Hungry like the wolf

Par Jean-François Vandeuren
S’il est évidemment réputé pour la force de son jeu dramatique, Liam Neeson alimente depuis déjà plusieurs années, en périphérie d’une filmographie autrement plus classique, un courant de sa carrière en faisant très certainement l’un des acteurs de premier choix lorsque vient le temps de prendre les traits d’un héros à qui il est préférable de ne pas se frotter. Si cette tendance peut nous ramener aussi loin qu’à sa fougueuse participation au Darkman de Sam Raimi, et même au Rob Roy de Michael Caton-Jones (dans un registre un peu plus historique), c’est néanmoins sa performance on ne peut plus jouissive dans le Taken de Pierre Morel qui aura cristallisé cette image de dur à cuire dans l’imaginaire collectif mondial. L’intensité de son interprétation comme sa façon de livrer des répliques mémorables auront su conférer une dimension supplémentaire à ce type de personnages souvent unidimensionnels, que des acteurs de second niveau - généralement engagé que pour leur carrure - ne sont pas toujours en mesure d’apporter. Une donnée que Joe Carnahan a visiblement bien assimilée, le présent The Grey marquant la seconde collaboration entre le grand acteur irlandais et le cinéaste américain après l’adaptation de la série télévisée The A-Team en 2010. Le réalisateur aura donc décidé de faire preuve d’une grande générosité en donnant au public exactement ce qu’il exigeait sans le savoir, soit voir Neeson affronter une horde de loups  particulièrement agressifs au coeur des paysages enneigés de l’Alaska. Heureusement, cette idée - aussi attrayante puisse-t-elle paraître - n'est pas le seul attrait du scénario de Carnahan et Ian Mackenzie Jeffers qui, grâce à sa surprenante densité dramatique, s’élève bien au-delà du film de survie moyen.
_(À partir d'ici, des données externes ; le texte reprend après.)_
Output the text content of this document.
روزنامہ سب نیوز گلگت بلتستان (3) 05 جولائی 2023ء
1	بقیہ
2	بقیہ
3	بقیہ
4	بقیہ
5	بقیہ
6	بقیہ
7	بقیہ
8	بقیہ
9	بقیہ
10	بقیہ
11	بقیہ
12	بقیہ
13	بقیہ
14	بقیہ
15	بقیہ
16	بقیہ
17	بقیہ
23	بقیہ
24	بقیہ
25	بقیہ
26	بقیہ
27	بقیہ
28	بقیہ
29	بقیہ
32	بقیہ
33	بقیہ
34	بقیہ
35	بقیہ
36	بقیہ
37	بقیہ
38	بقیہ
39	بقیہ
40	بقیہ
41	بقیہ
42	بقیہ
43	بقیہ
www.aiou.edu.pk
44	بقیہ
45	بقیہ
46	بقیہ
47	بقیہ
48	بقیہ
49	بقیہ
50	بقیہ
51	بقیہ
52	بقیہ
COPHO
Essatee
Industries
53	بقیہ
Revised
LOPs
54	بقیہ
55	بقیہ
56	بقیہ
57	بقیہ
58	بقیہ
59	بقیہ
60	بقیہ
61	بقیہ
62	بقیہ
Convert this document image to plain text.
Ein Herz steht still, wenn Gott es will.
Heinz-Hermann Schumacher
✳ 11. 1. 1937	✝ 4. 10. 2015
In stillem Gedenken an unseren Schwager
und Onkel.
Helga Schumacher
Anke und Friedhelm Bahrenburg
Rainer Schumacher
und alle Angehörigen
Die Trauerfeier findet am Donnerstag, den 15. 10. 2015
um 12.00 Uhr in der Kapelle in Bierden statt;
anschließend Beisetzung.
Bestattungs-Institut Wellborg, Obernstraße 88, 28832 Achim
Une ambiance des plus mélancoliques règnera d’ailleurs sur l’effort dès les premiers instants, au cours desquels Ottway (Neeson) racontera en voix off sa situation à l’autre bout du monde, au coeur de ce lieu où se seront réfugiés des individus n’étant pas - ou plus - à l’aise avec l’idée de vivre en société. Le tout tandis que le protagoniste marchera à l’intérieur d’un bar ouvrier où la bagarre fera déjà rage. Des visions de sa femme l’ayant vraisemblablement quitté - il sera d’ailleurs difficile de ne pas faire de parallèles ici avec la perte avec laquelle aura dû composer l’acteur dans la réalité - s'infiltreront continuellement parmi celles de son quotidien de chasseur chargé de protéger les ouvriers d’une raffinerie des loups peuplant la région. Il y aura ensuite cette scène montrant un Ottway au bout du rouleau, la pointe de sa carabine bien installée dans sa bouche, prêt à faire feu. Un suicide qui n’aura évidemment pas lieu et Ottway se retrouvera par la suite à bord d’un avion transportant quelques travailleurs vers Anchorage pour des vacances bien méritées. Victime de défaillances techniques, l’avion s’écrasera à des miles de toute forme de civilisation au cours d’une séquence percutante. Notre spécialiste des contrées sauvages et quelques survivants auront rapidement de plus gros problème que le froid polaire et le manque de ressources sur les bras alors qu’ils se retrouveront au beau milieu du terrain de chasse d’une bande de loups visiblement très protecteurs de leur territoire. Il s’en suivra un long périple où le groupe sera confronté à la nature dans tout ce qu’elle a de moins clément. Un combat pour la survie qui n’aurait pu faire plus contraste avec les images exposées d’entrée de jeu.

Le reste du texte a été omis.